The Comedians by Kliph Nesteroff

Author:Kliph Nesteroff
Language: eng
Format: epub
Publisher: Grove/Atlantic, Inc.
Published: 2015-10-14T19:50:27+00:00


In a business where charm is often essential, it’s amazing that Mason’s career has endured. Another comedian was not so lucky. While Mason blamed Ed Sullivan for his career problems, Shelley Berman did the same regarding a remarkable 1963 cinema vérité documentary called Comedian Backstage. It was a compelling look at a comic at the height of his stardom, but Berman says it cost him hundreds of thousands of dollars in canceled bookings and destroyed his career.

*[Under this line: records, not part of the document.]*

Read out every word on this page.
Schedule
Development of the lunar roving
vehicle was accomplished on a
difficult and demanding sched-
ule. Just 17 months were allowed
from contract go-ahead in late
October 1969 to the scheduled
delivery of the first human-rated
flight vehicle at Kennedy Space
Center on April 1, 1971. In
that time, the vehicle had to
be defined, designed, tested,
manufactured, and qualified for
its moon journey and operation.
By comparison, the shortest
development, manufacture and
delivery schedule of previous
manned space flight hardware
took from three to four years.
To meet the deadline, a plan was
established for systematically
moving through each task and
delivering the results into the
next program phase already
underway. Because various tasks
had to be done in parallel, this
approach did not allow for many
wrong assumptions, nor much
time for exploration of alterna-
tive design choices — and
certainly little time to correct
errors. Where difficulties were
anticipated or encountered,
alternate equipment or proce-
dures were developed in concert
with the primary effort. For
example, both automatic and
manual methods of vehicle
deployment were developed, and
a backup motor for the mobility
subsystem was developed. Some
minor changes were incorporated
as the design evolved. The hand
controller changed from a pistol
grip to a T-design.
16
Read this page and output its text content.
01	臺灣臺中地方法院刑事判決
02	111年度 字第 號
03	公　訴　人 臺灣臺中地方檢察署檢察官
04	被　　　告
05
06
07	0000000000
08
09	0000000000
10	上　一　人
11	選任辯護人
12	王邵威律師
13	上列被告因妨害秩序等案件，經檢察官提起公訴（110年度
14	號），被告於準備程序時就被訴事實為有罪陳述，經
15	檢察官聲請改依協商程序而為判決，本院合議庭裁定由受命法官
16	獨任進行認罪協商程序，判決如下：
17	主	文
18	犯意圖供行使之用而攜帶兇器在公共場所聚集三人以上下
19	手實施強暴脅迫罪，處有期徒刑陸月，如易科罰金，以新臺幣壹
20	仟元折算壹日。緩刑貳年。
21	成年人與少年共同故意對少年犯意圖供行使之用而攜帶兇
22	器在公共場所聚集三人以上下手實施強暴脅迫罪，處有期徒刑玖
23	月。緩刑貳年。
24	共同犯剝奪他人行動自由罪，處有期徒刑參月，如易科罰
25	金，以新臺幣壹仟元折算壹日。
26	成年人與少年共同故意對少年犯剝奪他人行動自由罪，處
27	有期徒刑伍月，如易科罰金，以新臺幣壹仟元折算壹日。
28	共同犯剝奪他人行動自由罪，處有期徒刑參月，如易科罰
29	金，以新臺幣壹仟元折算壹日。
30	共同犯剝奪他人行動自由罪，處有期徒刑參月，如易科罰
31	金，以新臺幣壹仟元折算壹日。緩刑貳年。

However, as with Mason, there is a scapegoat at play. If anything hampered the career of Berman it was, according to contemporaries, Berman’s own doing.

Maynard Sloate booked Berman for his first Los Angeles engagement in 1957. “Shelley was impossible and not easy to get along with. He was extremely temperamental. From the stage he’d yell, ‘Maynard! Maynard! What’s that noise?’ This goes on for his entire act. ‘Maynard! There it is again! Maynard! It’s the refrigerator in the kitchen!’ He was stopping his act to complain about the refrigerator. Putting up with him was difficult, and that temperament cost him his career.”

Berman was riding high in 1963. Time said he was “the wealthiest of the new comics.” He was one of the biggest stars in show business and a logical subject for a news profile. Comedian Backstage was inspired by the stunning black-and-white “direct cinema” that put documentarians Richard Leacock, Albert Maysles and D. A. Pennebaker on the map. (Primary and Crisis are among the best examples of the genre.) Working under director Robert Drew, they revolutionized the look of television news.

Cinematographer Doug Downs emulated the vérité style, following Berman around the Diplomat Hotel in Hollywood, Florida. The film opens with Berman in his hotel room, sitting in a silk robe, discussing performance specifications with his manager:

No service on the floor in the front. Not because I don’t want the people to be served, but I don’t want any part of the show to be hurt. They can serve delicately, cleanly, but I don’t want to hear waiters in the back shouting their orders. I don’t want them to hurt the show. You tell the maître d’ down here . . . worry him. Please, Marty. Tell him I am the most temperamental human being you ever saw. Tell him this afternoon that I am a monster. Tell him that I walked off the stage at the Waldorf Astoria four times in the middle of the show. Tell him they had to refund money. Tell him that I am being sued! Tell him that I am terrible.

Berman saunters through the lobby, signing autographs, greeting the press, pensively worrying about the show. The camera closes in on his eyes as Comedian Backstage builds up to his nighttime performance. In the final minutes we see Berman onstage. He performs a monologue in which an elderly father addresses his son. It is constructed as a poignant moment, and Berman accentuates dramatics rather than laughs. And then in a moment that has since been mentioned many times in comedy lore—the loud ringing of a telephone offstage interrupts the flow of his routine.